Our driver, Om (yes we all made the ‘meditation’ joke), recommended a flash visit to Jaipur, Rajasthan’s largest city. Jaipur was famed for its nearby tourist attraction, the Amber Fort: a 16th century palace-cum-battle arena that consisted primarily of pretty wall patterns and a mass of ancient toilets. Its creator, Meenas king Raja Alan Singh Chanda, may have endured an unhealthy set of bowels but at least he enjoyed a pretty picture as he tore out his guts.

This mixture of peculiarity mixed with a sense of aesthetic beauty rather suited the city, which was home to a vast – but unsurprisingly similar – array of jewellery shops and gem cutters. We didn’t know Om well and were suspicious as he parked his taxi in a backstreet car park and ushered us into (what seemed to be) an old man’s back room. The owner met us, welcomed us to his ‘high quality’ establishment and we were taken through a small labyrinth of mysteriously degrading rooms, each veiled in gemmed ornaments: some tacky, some really tacky, and in their defence, some bizarre relics of the imagination, including a monkey god with rubies for teeth and eyes. The old man showed us how the gems were chosen, polished and carved, remarking on the various healing qualities they provided for the body and soul. It turned out he was a psychic too (we’d met three psychics already during our four days in India) and though he didn’t seem to pick up on my disinterest in gems he did offer to read the ‘nature of our chi’, free of charge. I don’t believe in all this spiritual stuff but the bargain hunter in me couldn’t resist. ‘You’, he said, holding my hand in his, ‘are in finance, very mathematically minded and – you’, he continued, taking my girlfriend (Jo)’s hand ‘are a very creative spirit, always making art and inventing.’ Her job is in competitor analysis, mine is as a poet. And we’re both terrible with money.

We left without buying any of the old man’s precious jewels set into pendants, wooden elephants or otherwise. Om drove us around the city for a while and eventually to our homestay, which was owned and run by a charismatic retired couple (him from the military, her having been a housewife but definitely still ‘wearing the trousers’ as she sent him on errands across town). It was getting late and we were getting hungry so we headed out into the night to find something both nourishing and non-lethal. Lacking any sense of direction, we walked out of the main streets of the city and only managed to find one or two places still serving food. One was bustling with locals, burning red tikka chickens wheeling around on a rotisserie, their fragrant spices begging us to enter. We’d grown confident in our iron stomachs and so strolled in, pointed at a few interesting-looking foodstuffs and sat down. What came – I assume – was goat patties with a yoghurt and mint dip, and half a chicken covered in a charred red tikka sauce served with sliced red onion. We ate happily, though cautiously. Jo queried the rawness of her chicken thigh but the ridiculous glutton in me scoffed his down with glee. Nothing can hurt me, I’m immortal; I’m on holiday.

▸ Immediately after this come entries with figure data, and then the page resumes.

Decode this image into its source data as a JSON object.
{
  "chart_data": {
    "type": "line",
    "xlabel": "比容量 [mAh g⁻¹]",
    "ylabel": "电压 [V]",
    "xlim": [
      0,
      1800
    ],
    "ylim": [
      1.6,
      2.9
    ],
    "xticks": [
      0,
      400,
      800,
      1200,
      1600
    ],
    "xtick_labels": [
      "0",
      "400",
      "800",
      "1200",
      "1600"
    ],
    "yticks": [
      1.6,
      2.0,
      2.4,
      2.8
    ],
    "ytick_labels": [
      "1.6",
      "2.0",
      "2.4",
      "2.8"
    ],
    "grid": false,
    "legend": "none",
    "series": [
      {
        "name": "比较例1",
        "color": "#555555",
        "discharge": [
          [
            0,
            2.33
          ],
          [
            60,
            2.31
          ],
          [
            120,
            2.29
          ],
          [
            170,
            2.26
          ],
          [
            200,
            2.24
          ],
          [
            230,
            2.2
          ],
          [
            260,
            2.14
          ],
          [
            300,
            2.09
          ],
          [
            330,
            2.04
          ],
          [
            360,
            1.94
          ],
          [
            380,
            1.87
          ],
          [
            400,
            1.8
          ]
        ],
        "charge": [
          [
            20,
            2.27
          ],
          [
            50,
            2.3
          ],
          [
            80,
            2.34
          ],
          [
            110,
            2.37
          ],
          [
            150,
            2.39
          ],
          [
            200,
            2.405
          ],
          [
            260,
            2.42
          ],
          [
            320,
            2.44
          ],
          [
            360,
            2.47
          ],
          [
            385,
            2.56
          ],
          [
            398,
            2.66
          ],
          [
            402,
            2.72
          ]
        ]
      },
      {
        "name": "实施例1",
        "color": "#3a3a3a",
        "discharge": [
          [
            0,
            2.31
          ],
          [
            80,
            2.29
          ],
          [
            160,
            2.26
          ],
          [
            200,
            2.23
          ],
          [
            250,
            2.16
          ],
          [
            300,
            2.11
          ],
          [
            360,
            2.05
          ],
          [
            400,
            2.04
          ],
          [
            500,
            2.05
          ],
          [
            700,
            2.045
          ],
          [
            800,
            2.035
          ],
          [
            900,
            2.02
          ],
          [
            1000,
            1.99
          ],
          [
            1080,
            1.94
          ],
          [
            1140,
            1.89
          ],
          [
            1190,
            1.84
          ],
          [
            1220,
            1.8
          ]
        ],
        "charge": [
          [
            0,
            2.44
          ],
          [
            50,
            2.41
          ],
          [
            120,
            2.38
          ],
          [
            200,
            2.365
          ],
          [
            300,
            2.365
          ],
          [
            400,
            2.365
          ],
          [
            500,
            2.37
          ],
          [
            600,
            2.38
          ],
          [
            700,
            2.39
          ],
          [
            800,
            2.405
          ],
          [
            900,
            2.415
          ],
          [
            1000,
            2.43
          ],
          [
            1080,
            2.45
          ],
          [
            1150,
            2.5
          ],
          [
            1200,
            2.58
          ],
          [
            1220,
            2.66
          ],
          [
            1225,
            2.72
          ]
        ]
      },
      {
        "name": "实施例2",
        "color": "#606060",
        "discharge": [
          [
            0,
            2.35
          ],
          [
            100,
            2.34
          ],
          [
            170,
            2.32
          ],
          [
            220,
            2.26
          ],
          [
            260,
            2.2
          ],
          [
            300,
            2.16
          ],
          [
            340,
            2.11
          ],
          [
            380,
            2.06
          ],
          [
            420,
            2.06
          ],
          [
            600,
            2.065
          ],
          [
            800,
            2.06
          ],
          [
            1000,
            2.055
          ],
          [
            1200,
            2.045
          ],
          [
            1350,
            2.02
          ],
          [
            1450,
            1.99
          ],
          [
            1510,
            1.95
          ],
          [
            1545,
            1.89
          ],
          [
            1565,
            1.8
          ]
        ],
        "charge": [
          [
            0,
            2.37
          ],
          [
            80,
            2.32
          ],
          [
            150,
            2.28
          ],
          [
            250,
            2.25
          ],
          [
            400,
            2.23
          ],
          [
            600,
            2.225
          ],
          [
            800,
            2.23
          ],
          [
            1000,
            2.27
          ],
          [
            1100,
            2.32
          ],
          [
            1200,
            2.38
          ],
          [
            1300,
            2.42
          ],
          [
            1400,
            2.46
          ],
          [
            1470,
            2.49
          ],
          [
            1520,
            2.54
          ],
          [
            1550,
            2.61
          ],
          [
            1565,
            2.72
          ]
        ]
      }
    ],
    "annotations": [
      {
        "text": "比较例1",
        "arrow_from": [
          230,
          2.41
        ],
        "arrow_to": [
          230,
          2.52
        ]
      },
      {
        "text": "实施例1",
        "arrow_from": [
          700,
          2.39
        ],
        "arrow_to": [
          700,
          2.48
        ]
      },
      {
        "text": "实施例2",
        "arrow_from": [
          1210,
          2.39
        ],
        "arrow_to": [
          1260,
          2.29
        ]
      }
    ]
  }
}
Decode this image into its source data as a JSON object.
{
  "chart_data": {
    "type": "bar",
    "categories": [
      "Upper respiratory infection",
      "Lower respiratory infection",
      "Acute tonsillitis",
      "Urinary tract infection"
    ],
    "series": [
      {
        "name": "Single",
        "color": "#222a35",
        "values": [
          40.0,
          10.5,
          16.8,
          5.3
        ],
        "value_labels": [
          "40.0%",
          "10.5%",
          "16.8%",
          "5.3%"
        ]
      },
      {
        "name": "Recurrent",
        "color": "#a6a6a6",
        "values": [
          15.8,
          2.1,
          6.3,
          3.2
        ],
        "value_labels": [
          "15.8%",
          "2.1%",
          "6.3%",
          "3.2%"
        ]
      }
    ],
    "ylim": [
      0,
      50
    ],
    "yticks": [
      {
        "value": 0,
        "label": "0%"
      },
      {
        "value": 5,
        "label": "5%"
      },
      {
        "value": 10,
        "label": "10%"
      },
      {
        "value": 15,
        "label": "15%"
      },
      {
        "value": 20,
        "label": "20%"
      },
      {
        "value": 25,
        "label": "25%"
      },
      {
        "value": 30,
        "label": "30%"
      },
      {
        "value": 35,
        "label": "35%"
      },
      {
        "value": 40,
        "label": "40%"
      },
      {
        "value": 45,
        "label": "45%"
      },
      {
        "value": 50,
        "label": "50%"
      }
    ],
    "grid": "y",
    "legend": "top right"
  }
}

The next day was one of the worst I’ve felt in my life to date. But it started off well enough: it was Christmas day and Om bought us a bouquet of flowers (because, being white and from the UK, we must be Christians . . .) But it was a kind gesture and it warmed us to him. ‘Want to see more forts?’ he asked in earnest. ‘No, we want to see monkeys.’ And if you like monkeys, Jaipur is the place to be . . .

The Jaipur Monkey Temple is home to over 2,000 monkeys who roam freely around a hilltop sanctuary. You can buy a large bag of peanuts from a local seller for around twenty rupees, which the monkeys have been trained to take (using their mouth or hand) from you without aggression. It was a magical world of excitement and joy: babies bounded from the tree tops and into their mothers’ arms, juniors swung across branches and chirped, adults took nuts from you and passed them out to their young. And then the goat and chicken had their revenge.

No-one wants to hear the details. I don’t particularly want to tell them. But being half way up a small mountain surrounded by monkeys repeatedly expressing their love for one another (with no consideration for the less churlish of us), as you gag from both ends in the ridiculous heat of an Indian winter is no way to spend your Christmas day.

We eventually made it back to the homestay, car seat unblemished, and I reminisced about our time so far in Jaipur: a city of beauty and brutality, glittering palaces and ancient wars, of backrooms filled with gemstones, of bustling chicken shacks and burning stomachs, endearing primates more lurid than loving. It was a place of two halves, which did neither without gusto, and as I sat on my porcelain throne, watching small colourful kites lift into the evening sky from the bathroom window, I began to understand Raja Alan Singh Chanda’s appreciation for a mass of toilets and pretty things.